Una soluzione che viene di frequente avanzata, e sdegnosamente rifiutata dall’opinione pubblica tedesca, consiste nell’introduzione di trasferimenti fiscali dai paesi in surplus a quelli in deficit. Trasferimenti di questo tipo sono già politicamente difficili da sostenere in paesi in cui vi è comunanza di storia, cultura e tradizioni (si pensi a quanto spinosa sia la questione dei trasferimenti tra Nord e Sud in Italia, o tra Ovest e Est in Germania), figurarsi nell’Unione europea, ove tali condizioni non esistono. In ogni caso, i trasferimenti non risolvono il problema degli squilibri di competitività tra paesi, ma semmai li compensano a posteriori, condannando i paesi della periferia ad un poco dignitoso futuro di dipendenza dalla solidarietà altrui.
Cesaratto sottolinea inoltre l’assoluta inadeguatezza delle proposte di riforma dell’Eurozona al momento in discussione. Lungi dal muovere verso una più equa ripartizione dei costi di aggiustamento, esse mirano a restaurare l’ortodossia monetaria violata, agli occhi dell’élite tedesca, dalla politica monetaria non-convenzionale della BCE di Draghi, e a far applicare le regole di rigore fiscale troppo spesso violate, a dire della Germania, dai paesi del Sud. Spiccano in questo senso il breve documento (detto “non-paper”) fatto circolare da Schaeuble prima di lasciare il Ministero delle Finanze, che chiede una più rigorosa applicazione delle regole fiscali (compreso il Fiscal Compact) da affidarsi ad un organismo tecnico, un fondo monetario europeo, che possa imporre la disciplina a governi recalcitranti, sostituendosi alla Commissione Europea, un organismo ritenuto eccessivamente comprensivo nei riguardi dei governi inadempienti.

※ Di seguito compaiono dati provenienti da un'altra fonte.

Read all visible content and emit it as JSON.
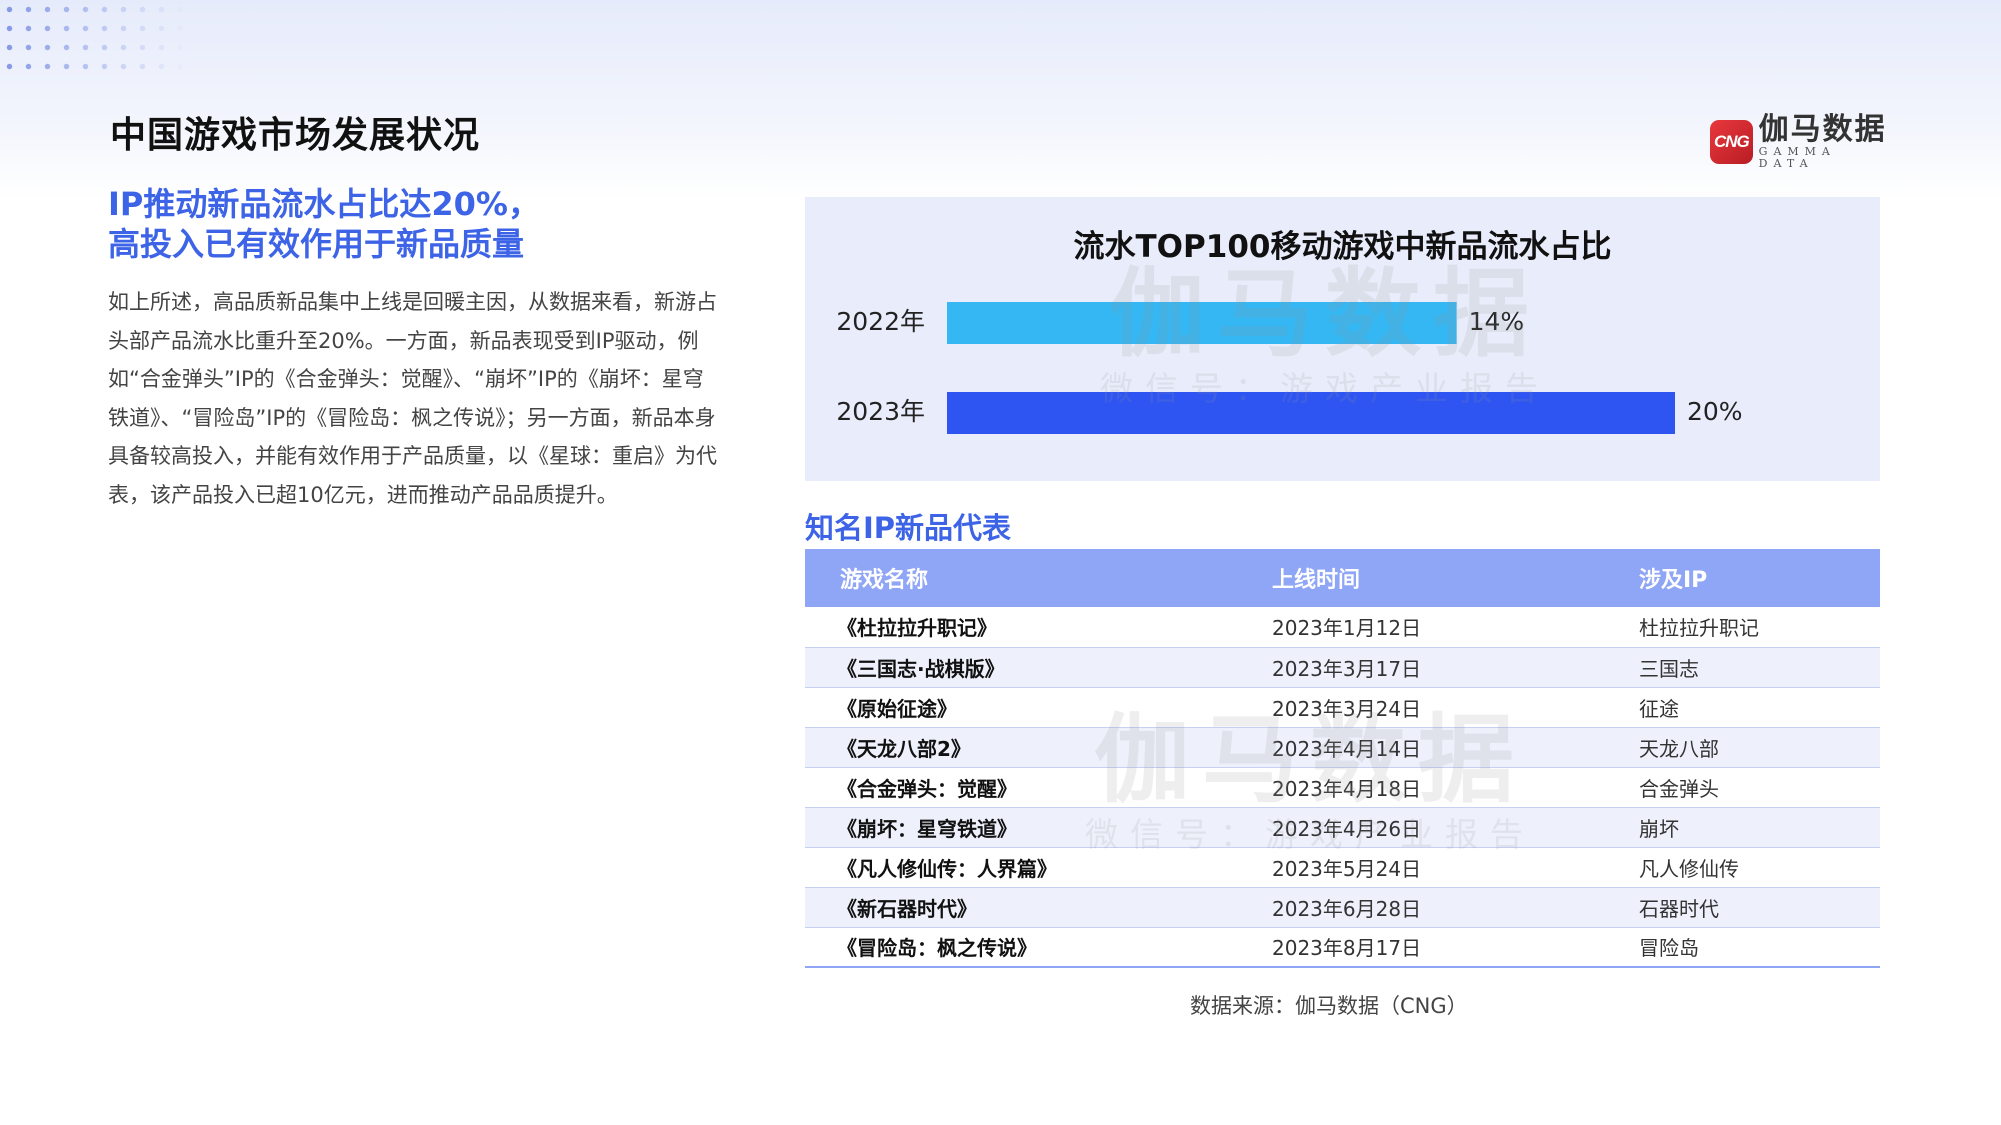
{
  "page_title": "中国游戏市场发展状况",
  "logo": {
    "mark": "CNG",
    "name_cn": "伽马数据",
    "name_en": "GAMMA DATA"
  },
  "headline": {
    "line1": "IP推动新品流水占比达20%，",
    "line2": "高投入已有效作用于新品质量"
  },
  "body_text": "如上所述，高品质新品集中上线是回暖主因，从数据来看，新游占头部产品流水比重升至20%。一方面，新品表现受到IP驱动，例如“合金弹头”IP的《合金弹头：觉醒》、“崩坏”IP的《崩坏：星穹铁道》、“冒险岛”IP的《冒险岛：枫之传说》；另一方面，新品本身具备较高投入，并能有效作用于产品质量，以《星球：重启》为代表，该产品投入已超10亿元，进而推动产品品质提升。",
  "watermark": {
    "big": "伽马数据",
    "small": "微信号：游戏产业报告"
  },
  "chart_data": {
    "type": "bar",
    "orientation": "horizontal",
    "title": "流水TOP100移动游戏中新品流水占比",
    "categories": [
      "2022年",
      "2023年"
    ],
    "values": [
      14,
      20
    ],
    "value_labels": [
      "14%",
      "20%"
    ],
    "colors": [
      "#35b7f3",
      "#2e55f2"
    ],
    "xlim": [
      0,
      20
    ],
    "grid": false,
    "legend": "none"
  },
  "ip_section": {
    "title": "知名IP新品代表",
    "headers": [
      "游戏名称",
      "上线时间",
      "涉及IP"
    ],
    "rows": [
      [
        "《杜拉拉升职记》",
        "2023年1月12日",
        "杜拉拉升职记"
      ],
      [
        "《三国志·战棋版》",
        "2023年3月17日",
        "三国志"
      ],
      [
        "《原始征途》",
        "2023年3月24日",
        "征途"
      ],
      [
        "《天龙八部2》",
        "2023年4月14日",
        "天龙八部"
      ],
      [
        "《合金弹头：觉醒》",
        "2023年4月18日",
        "合金弹头"
      ],
      [
        "《崩坏：星穹铁道》",
        "2023年4月26日",
        "崩坏"
      ],
      [
        "《凡人修仙传：人界篇》",
        "2023年5月24日",
        "凡人修仙传"
      ],
      [
        "《新石器时代》",
        "2023年6月28日",
        "石器时代"
      ],
      [
        "《冒险岛：枫之传说》",
        "2023年8月17日",
        "冒险岛"
      ]
    ]
  },
  "source": "数据来源：伽马数据（CNG）"
}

Contemporaneamente il non-paper rifiuta l’assicurazione comune dei depositi bancari e l’introduzione di Eurobonds, ovvero ogni forma di ulteriore mutualizzazione dei rischi tra paesi europei. Chiede inoltre che ogni intervento di “salvataggio” degli stati sia condizionato ad interventi di ristrutturazione del debito, con perdite per i detentori di titoli. Se tali proposte fossero applicate, fa notare Cesaratto, i tassi di interesse sui titoli italiani aumenterebbero a causa dell’aumentato rischio, mettendo a rischio la sostenibilità del debito pubblico e accelerando, invece di prevenire, una nuova crisi di fiducia.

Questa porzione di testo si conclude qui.